On peut pointer ici une question vive, un problème didactique qui fait l'objet de débats parfois vifs, mais courtois, au sein de notre équipe de recherche : comment articuler questions à fort pouvoir générateur d'études et de recherches et conditions de dédidactification ? Si une question est à fort pouvoir générateur d'études, alors les élèves n'ont pas nécessairement dans leur répertoire de connaissances les éléments permettant l'élaboration d'une réponse ! Il apparaît cependant qu'un critère pour qu'un élève puisse juger en raison, et non par soumission, de la pertinence d'une réponse, est à rechercher dans le fait qu'il en connaisse la question associée ! Condition qui est bien loin d'être satisfaite dans l'enseignement par "activités" actuel. Restaurer des questions nous paraît être un travail fondamental pour redonner du sens aux mathématiques enseignées et faire ainsi que celles-ci "éclairent" les élèves mais aussi, dirons nous, les enseignants! Précisons néanmoins que les questions à dévoluer aux élèves ne sont pas forcément celles qui ont historiquement donné naissance au savoir mathématique à enseigner, car on sait que pour être enseigné, le savoir doit être didactiquement transposé.

 

 

Quelques éléments de réponses aux questions posées pour initier le forum du thème 3

 

Q1. A quels besoins professionnels enseignants éventuellement non satisfaits répond la

production de ces ressources et documents ?

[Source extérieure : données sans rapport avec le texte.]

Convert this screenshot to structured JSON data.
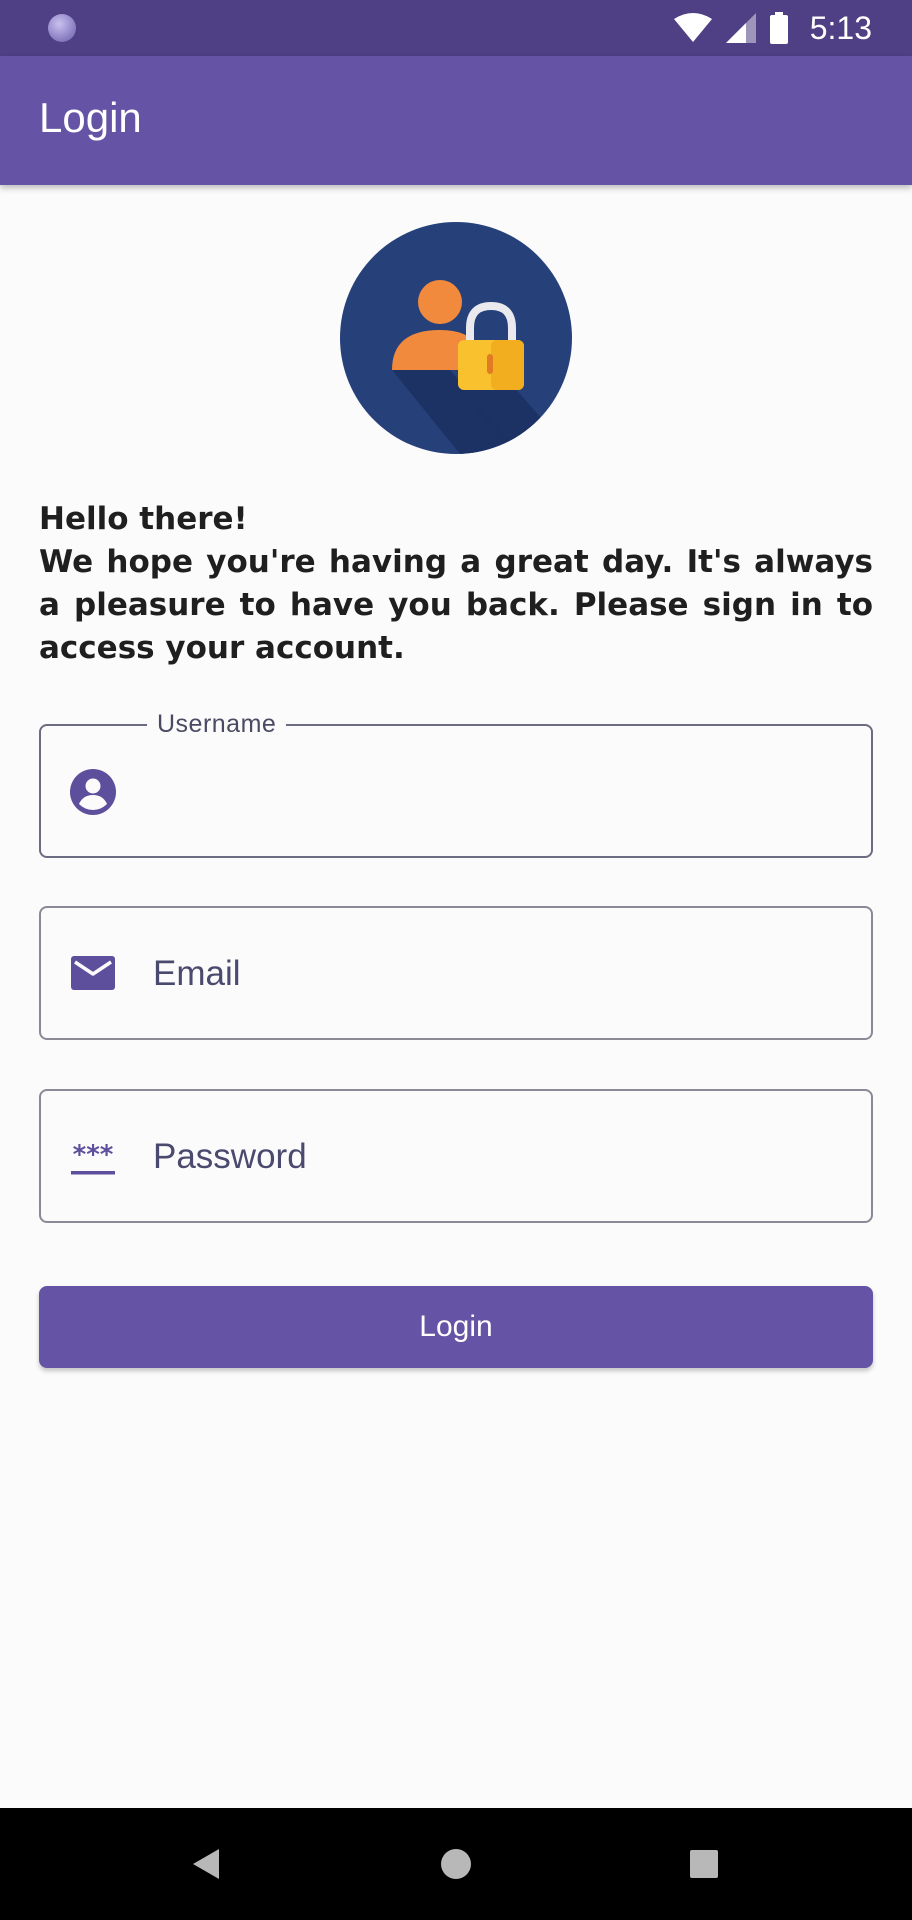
{
  "status_bar": {
    "time": "5:13",
    "icons": [
      "notification-dot-icon",
      "wifi-icon",
      "signal-icon",
      "battery-icon"
    ]
  },
  "app_bar": {
    "title": "Login"
  },
  "greeting": {
    "title": "Hello there!",
    "body": "We hope you're having a great day. It's always a pleasure to have you back. Please sign in to access your account."
  },
  "form": {
    "username": {
      "label": "Username",
      "value": "",
      "placeholder": "",
      "icon": "account-circle-icon"
    },
    "email": {
      "label": "",
      "value": "",
      "placeholder": "Email",
      "icon": "mail-icon"
    },
    "password": {
      "label": "",
      "value": "",
      "placeholder": "Password",
      "icon": "password-icon"
    },
    "login_label": "Login"
  },
  "nav": {
    "icons": [
      "back-icon",
      "home-icon",
      "recents-icon"
    ]
  },
  "colors": {
    "status_bar": "#4f3f84",
    "primary": "#6554a6",
    "background": "#fbfbfb",
    "icon": "#5e4f9c"
  }
}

Il nous apparaît que la culture professorale actuelle n'est pas satisfaisante pour penser un enseignement des mathématiques dynamique et fonctionnel. C'est un problème de la profession, et il convient d'armer les enseignants à l’aide de nouveaux outils leur permettant de penser différemment leur métier : ne plus se centrer sur des objets mathématiques et leurs propriétés, mais savoir motiver l'étude par des questions problématiques et l'élaboration de réponses à ces questions. Il y a là une véritable révolution épistémologique à réaliser. Les théories didactiques, théorie des situations et théorie anthropologique, donnent des outils pour ce faire. Nous les avons utilisées dans notre recherche avec succès, même s’il reste bien des difficultés à surmonter, comme, par exemple, celle de la maîtrise d'une dialectique des médias et des milieux pour assurer la résolution du paradoxe cité ci-dessus.

 

Q2. Comment faire pour que ces productions soient effectivement utilisées par les

enseignants ?

Changer la culture professorale courante est bien sûr un vaste programme, bien ambitieux. Il  est pour cela nécessaire d'expliciter ce que la profession a à gagner à ce changement, de donner des outils de pensée aux professeurs pour qu'ils puissent concevoir des AER et PER, d'exemplifier en quoi l'usage de tels outils contribue à redonner du sens à l'étude de notre discipline. Il nous semble qu'un des moyens pour y contribuer est d'envisager des publications "grand public". Le réseau de diffusion des travaux didactiques est aujourd'hui trop confidentiel. L'équipe "Ampères" envisage une publication des ses travaux, bien sûr sur le site Educmath si cela est possible, mais aussi chez un grand éditeur comme Hatier. Saurons-nous relever ce défi ? Les journées que nous devons tenir à Toulouse les 1er et 2 juin devraient nous permettre de nous situer par rapport à cet objectif. En tout cas, c'est ce défi que nous devons essayer de relever en 2007 - 2008.

DEMOZ

Posté par aldon le 29/05/2007 13:56

A quels besoins professionnels enseignants éventuellement non satisfaits répond la production de ces ressources et documents ?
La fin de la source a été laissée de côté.